In her compelling essay, Ross wrote,

"Intersectionality is at the root of this work. Those that have suffered the most are those that inform the work that needs to be done. It's a unified call for change that includes and is fueled by women of color, immigrant women, trans women, LGBTQ women, disabled women, and those that have been marginalized in communities across all industries. The most moving part of all of this is realizing that this is not a personal battle; this is a battle of solidarity."

Time's Up is a way for Ross and other people within the Hollywood industry to fight that battle not only for their community, but for industries across the country.
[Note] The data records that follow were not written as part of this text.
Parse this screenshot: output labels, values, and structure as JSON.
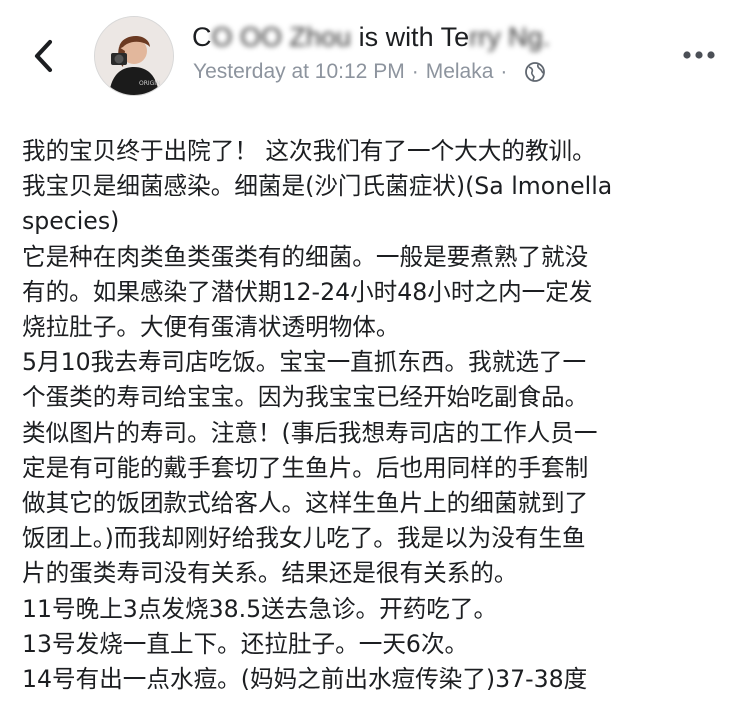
{
  "header": {
    "author_prefix": "C",
    "author_blurred": "O  OO  Zhou",
    "with_text": " is with ",
    "tagged_prefix": "Te",
    "tagged_blurred": "rry  Ng.",
    "timestamp": "Yesterday at 10:12 PM",
    "separator": "·",
    "location": "Melaka",
    "audience_icon": "globe-icon",
    "avatar_shirt_text": "ORIGIN"
  },
  "post": {
    "lines": [
      "我的宝贝终于出院了！ 这次我们有了一个大大的教训。",
      "我宝贝是细菌感染。细菌是(沙门氏菌症状)(Sa lmonella",
      "species)",
      "它是种在肉类鱼类蛋类有的细菌。一般是要煮熟了就没",
      "有的。如果感染了潜伏期12-24小时48小时之内一定发",
      "烧拉肚子。大便有蛋清状透明物体。",
      "5月10我去寿司店吃饭。宝宝一直抓东西。我就选了一",
      "个蛋类的寿司给宝宝。因为我宝宝已经开始吃副食品。",
      "类似图片的寿司。注意！(事后我想寿司店的工作人员一",
      "定是有可能的戴手套切了生鱼片。后也用同样的手套制",
      "做其它的饭团款式给客人。这样生鱼片上的细菌就到了",
      "饭团上。)而我却刚好给我女儿吃了。我是以为没有生鱼",
      "片的蛋类寿司没有关系。结果还是很有关系的。",
      "11号晚上3点发烧38.5送去急诊。开药吃了。",
      "13号发烧一直上下。还拉肚子。一天6次。",
      "14号有出一点水痘。(妈妈之前出水痘传染了)37-38度"
    ]
  },
  "colors": {
    "text": "#1c1e21",
    "secondary": "#8d949e",
    "icon": "#4b4f56"
  }
}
And that battle is already beginning to show real results. In just 18 days, the Time's Up fundraiser to create a legal defense fund to help women facing sexual discrimination, harassment, or assault has raised more than $15 million dollars. Additionally, the formidable Anita Hill has been appointed to lead the Commission on Sexual Harassment and Advancing Equality in the Workplace. Both of these things mark major steps forward, but this is just the beginning of the initiative.

When it was first announced that some members of Hollywood would be wearing black on the Golden Globes red carpet to raise awareness for victims of sexual harassment and assault, there was some criticism that it was nothing more than a silent protest. Ross is quick to clear that misconception up in her essay. Wearing black is yet another part of the Time's Up movement, and an opportunity for supporters to use their time on the red carpet to discuss real issues. For Ross, it's another opportunity to demonstrate the solidarity that's driving this amazing movement.

The Black-ish star wrote,

"Wearing black on the Golden Globes red carpet this weekend is a physical and visual representation of solidarity and sisterhood, allowing us to be seen both as a collective and also as individuals in whatever way we see fit. I love that about it. It doesn’t feel silent, and it’s not just for actresses. It is a way to utilize your body to stand up for more than just yourself."
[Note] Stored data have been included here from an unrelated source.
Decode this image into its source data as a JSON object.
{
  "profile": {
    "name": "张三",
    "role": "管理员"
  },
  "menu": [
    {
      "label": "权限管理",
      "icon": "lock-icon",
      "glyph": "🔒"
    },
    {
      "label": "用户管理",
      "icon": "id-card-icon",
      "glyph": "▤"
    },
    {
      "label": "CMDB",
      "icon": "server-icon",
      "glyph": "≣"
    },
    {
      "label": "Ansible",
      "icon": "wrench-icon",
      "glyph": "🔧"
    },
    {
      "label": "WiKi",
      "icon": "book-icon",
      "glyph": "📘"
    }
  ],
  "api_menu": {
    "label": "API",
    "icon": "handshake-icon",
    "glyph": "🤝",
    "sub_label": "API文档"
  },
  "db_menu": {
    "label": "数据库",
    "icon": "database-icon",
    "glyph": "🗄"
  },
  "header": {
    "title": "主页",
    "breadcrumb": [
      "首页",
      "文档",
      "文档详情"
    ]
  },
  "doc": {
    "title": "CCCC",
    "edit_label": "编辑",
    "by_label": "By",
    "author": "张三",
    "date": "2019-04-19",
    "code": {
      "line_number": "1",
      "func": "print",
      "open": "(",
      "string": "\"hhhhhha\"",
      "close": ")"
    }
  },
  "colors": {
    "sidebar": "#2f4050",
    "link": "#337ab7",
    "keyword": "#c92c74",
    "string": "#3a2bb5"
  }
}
Ross goes on to write that people at home should get involved as well, because Time's Up is so much bigger than Hollywood. It's a way to show the world that women aren't going to let their anger be silenced anymore. Instead, they're going to use it to create something positive in the world — the kind of change that will make life better for people who have been forced to suffer silently for far too long.

Anger doesn't have to be a destructive force. As Ross wrote for InStyle,

"I like to look at anger, if channeled in the right way, as a constructive fury that can result in action, such as a resolute pursuit of equity. That’s really what Time's Up is doing — channeling the right kind of energy into actual change."

Women in Hollywood and beyond are mad as hell, and they're letting that fury bond them as they work side by side to change the system from the within. Ross would likely agree that there's something beautiful and empowering about turning so much angry energy into positive progress as the women of Hollywood lift their voices up together to say enough is enough.